Most of Ford’s (NYSE:F) recent success with cars has been on the smaller end of its fleet, but the improved 2014 Taurus is winning over U.S. consumers in a big way. Ford sold 6,049 units of the Taurus in October, which represented a 23 percent gain over 2012 figures. It’s not all police cars, either. According to GoodCarBadCar.com, only about one-sixth of those sales were for the Taurus Police Interceptor.
The 2013 Avalon from Toyota (NYSE:TM) was extensively redesigned, giving the large sedan more premium features to go along with its solid fuel economy and under-the-hood power. U.S. car buyers went relatively wild for the Avalon in October with 5,148 units purchased, marking an increase of 266 percent (not a typo!) over 2012 figures. That’s solid proof the 2013 Avalon is meeting its goals for Toyota.
Sales of the Chrysler 300 may have slipped slightly compared to last year, when the car was new, but the large sedan helped the Chrysler Group and parent Fiat to strong October gains. Some 4,452 units of the 300 sold in October, giving the car fifth place among the top automakers, another sign the Detroit auto industry is officially back.
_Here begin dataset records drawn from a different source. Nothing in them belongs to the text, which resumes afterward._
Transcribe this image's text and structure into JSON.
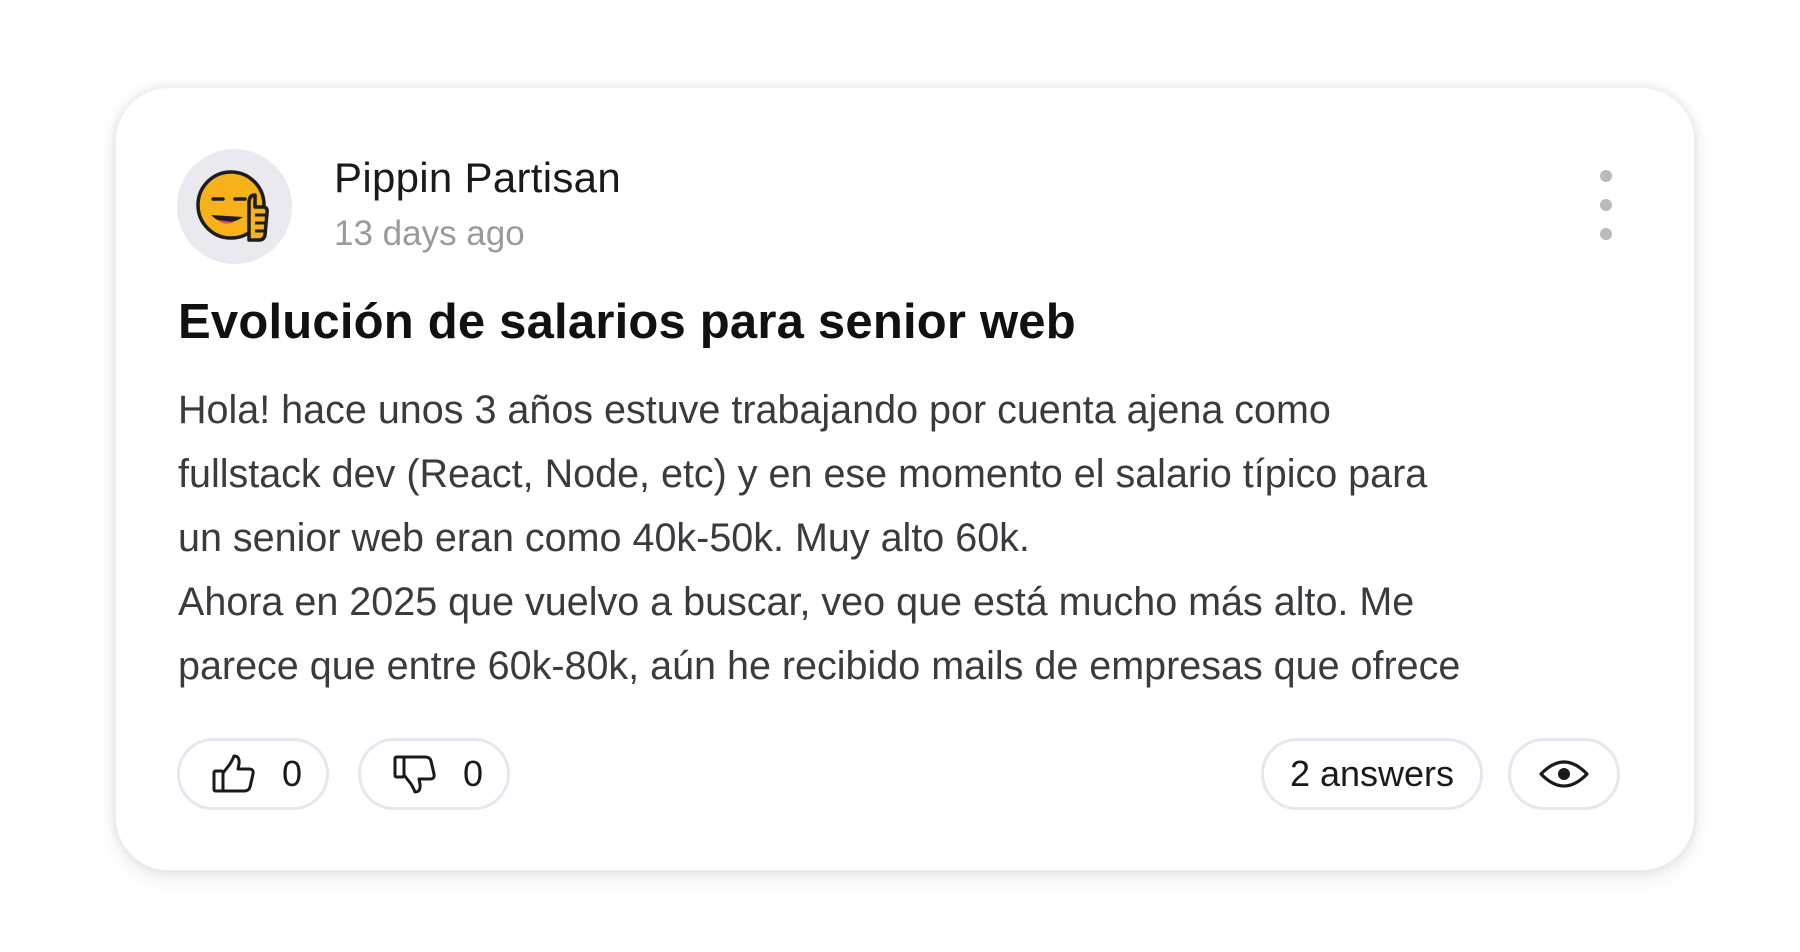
{
  "post": {
    "author": {
      "name": "Pippin Partisan",
      "timestamp": "13 days ago",
      "avatar_icon": "smirking-thumbs-up-emoji-icon"
    },
    "menu_icon": "vertical-ellipsis-icon",
    "title": "Evolución de salarios para senior web",
    "body_lines": [
      "Hola! hace unos 3 años estuve trabajando por cuenta ajena como",
      "fullstack dev (React, Node, etc) y en ese momento el salario típico para",
      "un senior web eran como 40k-50k. Muy alto 60k.",
      "Ahora en 2025 que vuelvo a buscar, veo que está mucho más alto. Me",
      "parece que entre 60k-80k, aún he recibido mails de empresas que ofrece"
    ],
    "actions": {
      "likes": {
        "icon": "thumbs-up-icon",
        "count": "0"
      },
      "dislikes": {
        "icon": "thumbs-down-icon",
        "count": "0"
      },
      "answers_label": "2 answers",
      "view_icon": "eye-icon"
    }
  },
  "colors": {
    "avatar_bg": "#e9e9ef",
    "emoji_yellow": "#f7b21b",
    "pill_border": "#e8e6f0",
    "muted_text": "#9a9a9e",
    "body_text": "#3a3a3f"
  }
}
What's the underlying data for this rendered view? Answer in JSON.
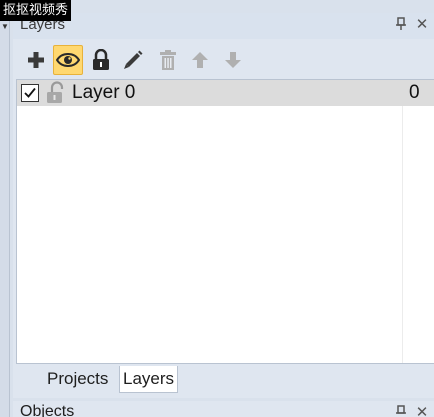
{
  "watermark": {
    "text": "抠抠视频秀"
  },
  "panel": {
    "title": "Layers",
    "pin_icon": "pin-icon",
    "close_icon": "close-icon",
    "close_glyph": "✕"
  },
  "toolbar": {
    "buttons": [
      {
        "icon": "add-icon",
        "active": false
      },
      {
        "icon": "eye-icon",
        "active": true
      },
      {
        "icon": "lock-icon",
        "active": false
      },
      {
        "icon": "pencil-icon",
        "active": false
      },
      {
        "icon": "trash-icon",
        "active": false,
        "disabled": true
      },
      {
        "icon": "arrow-up-icon",
        "active": false,
        "disabled": true
      },
      {
        "icon": "arrow-down-icon",
        "active": false,
        "disabled": true
      }
    ],
    "active_color": "#ffd870"
  },
  "layers": [
    {
      "name": "Layer 0",
      "count": "0",
      "visible": true,
      "locked": false
    }
  ],
  "tabs": [
    {
      "label": "Projects",
      "active": false
    },
    {
      "label": "Layers",
      "active": true
    }
  ],
  "panel2": {
    "title": "Objects"
  }
}
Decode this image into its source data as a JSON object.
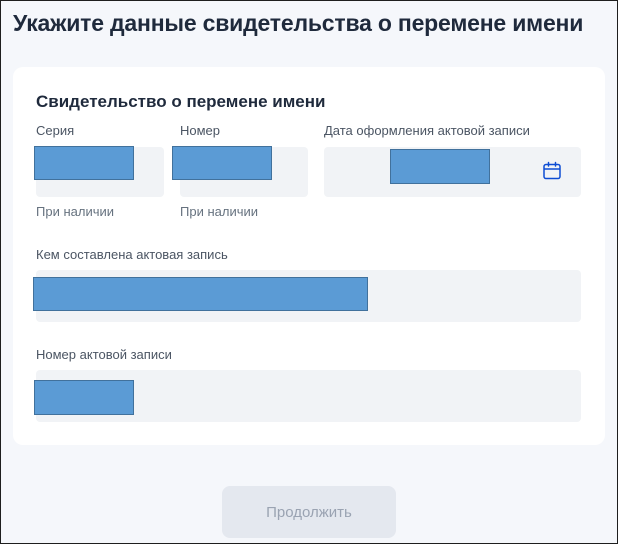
{
  "page": {
    "title": "Укажите данные свидетельства о перемене имени"
  },
  "form": {
    "heading": "Свидетельство о перемене имени",
    "series": {
      "label": "Серия",
      "hint": "При наличии",
      "value": ""
    },
    "number": {
      "label": "Номер",
      "hint": "При наличии",
      "value": ""
    },
    "record_date": {
      "label": "Дата оформления актовой записи",
      "value": "",
      "icon": "calendar-icon"
    },
    "issued_by": {
      "label": "Кем составлена актовая запись",
      "value": ""
    },
    "record_number": {
      "label": "Номер актовой записи",
      "value": ""
    }
  },
  "actions": {
    "continue_label": "Продолжить",
    "continue_disabled": true
  },
  "colors": {
    "redaction": "#5b9bd5",
    "field_bg": "#f1f3f6",
    "accent": "#0d4cd3"
  }
}
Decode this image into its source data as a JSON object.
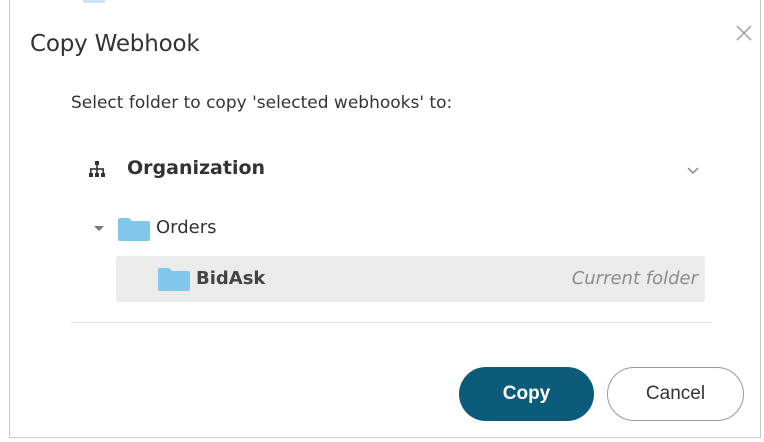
{
  "dialog": {
    "title": "Copy Webhook",
    "close_icon": "close-icon",
    "subtitle": "Select folder to copy 'selected webhooks' to:"
  },
  "tree": {
    "root": {
      "label": "Organization",
      "icon": "hierarchy-icon",
      "expand_icon": "chevron-down-icon"
    },
    "folders": [
      {
        "label": "Orders",
        "icon": "folder-icon",
        "expanded": true,
        "children": [
          {
            "label": "BidAsk",
            "icon": "folder-icon",
            "note": "Current folder",
            "selected": true
          }
        ]
      }
    ]
  },
  "buttons": {
    "copy_label": "Copy",
    "cancel_label": "Cancel"
  },
  "colors": {
    "primary": "#0c5b7b",
    "folder": "#7fc8ec",
    "selected_row": "#ebebeb",
    "text": "#333333",
    "muted": "#8c8c8c"
  }
}
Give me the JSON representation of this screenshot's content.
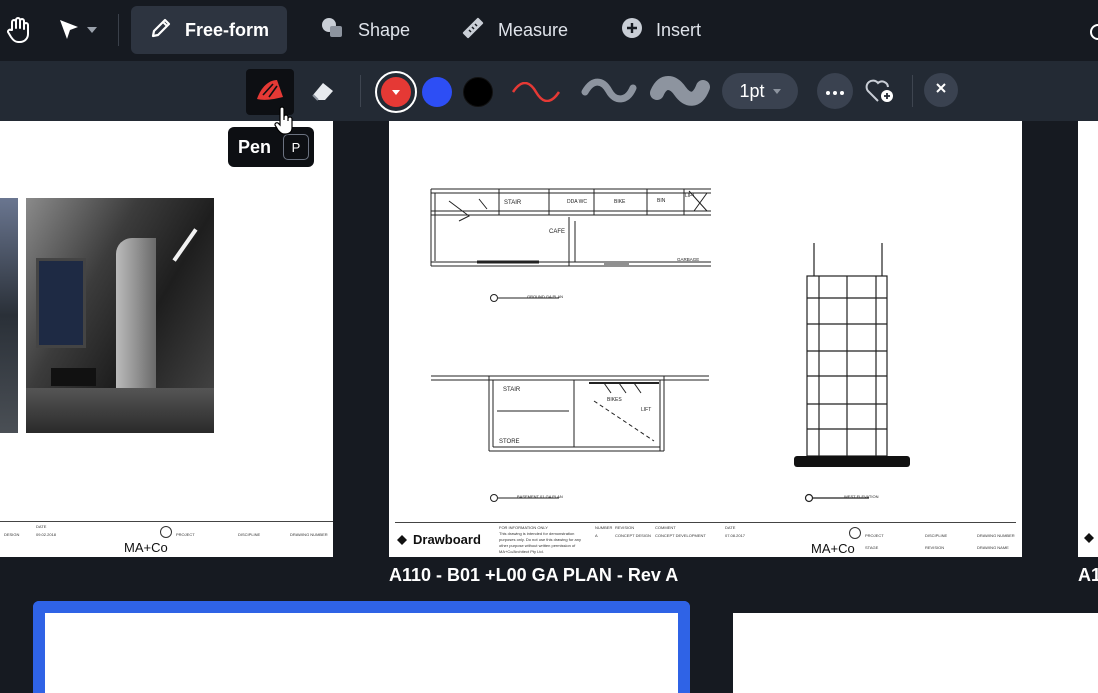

The smaller offerings from Nissan (NSANY.PK) fared poorly in October, but the full-size Maxima came through with 3,983 units sold in the month. That was good enough for sixth place among the top automakers’ big rides. The 2014 Maxima features 290 horsepower in the base S model, which has the same design as the 5-star crash rated 2012 model.
With so much talk about Chevy trucks, the 2014 Impala, the new Corvette, and Cadillacs galore, it’s easy to forget about GM’s 2014 Buick LaCrosse. For their part, U.S. car shoppers kept the new LaCrosse in mind, snatching up 3,850 units in October, a mere 133 fewer than the Nissan Maxima. That represented a strong showing for a GM brand that has its largest following in China, where it outsells Chevrolet.
Known for supreme power in both the sport coupe and sedan, the Hyundai (HYMLF.PK) Genesis continues to hold popularity among U.S. consumers. This large offering clocked 1,944 sales in October — enough to place eighth in the segment for the month. The base model is capable of churning 333 horsepower, while the 5.0-liter R-Spec V8 can crank 429 hp.
Despite the shrinking economy that resulted from the government shutdown, U.S. auto consumers proved they weren’t afraid to go big — at least in car-buying — during the month of October.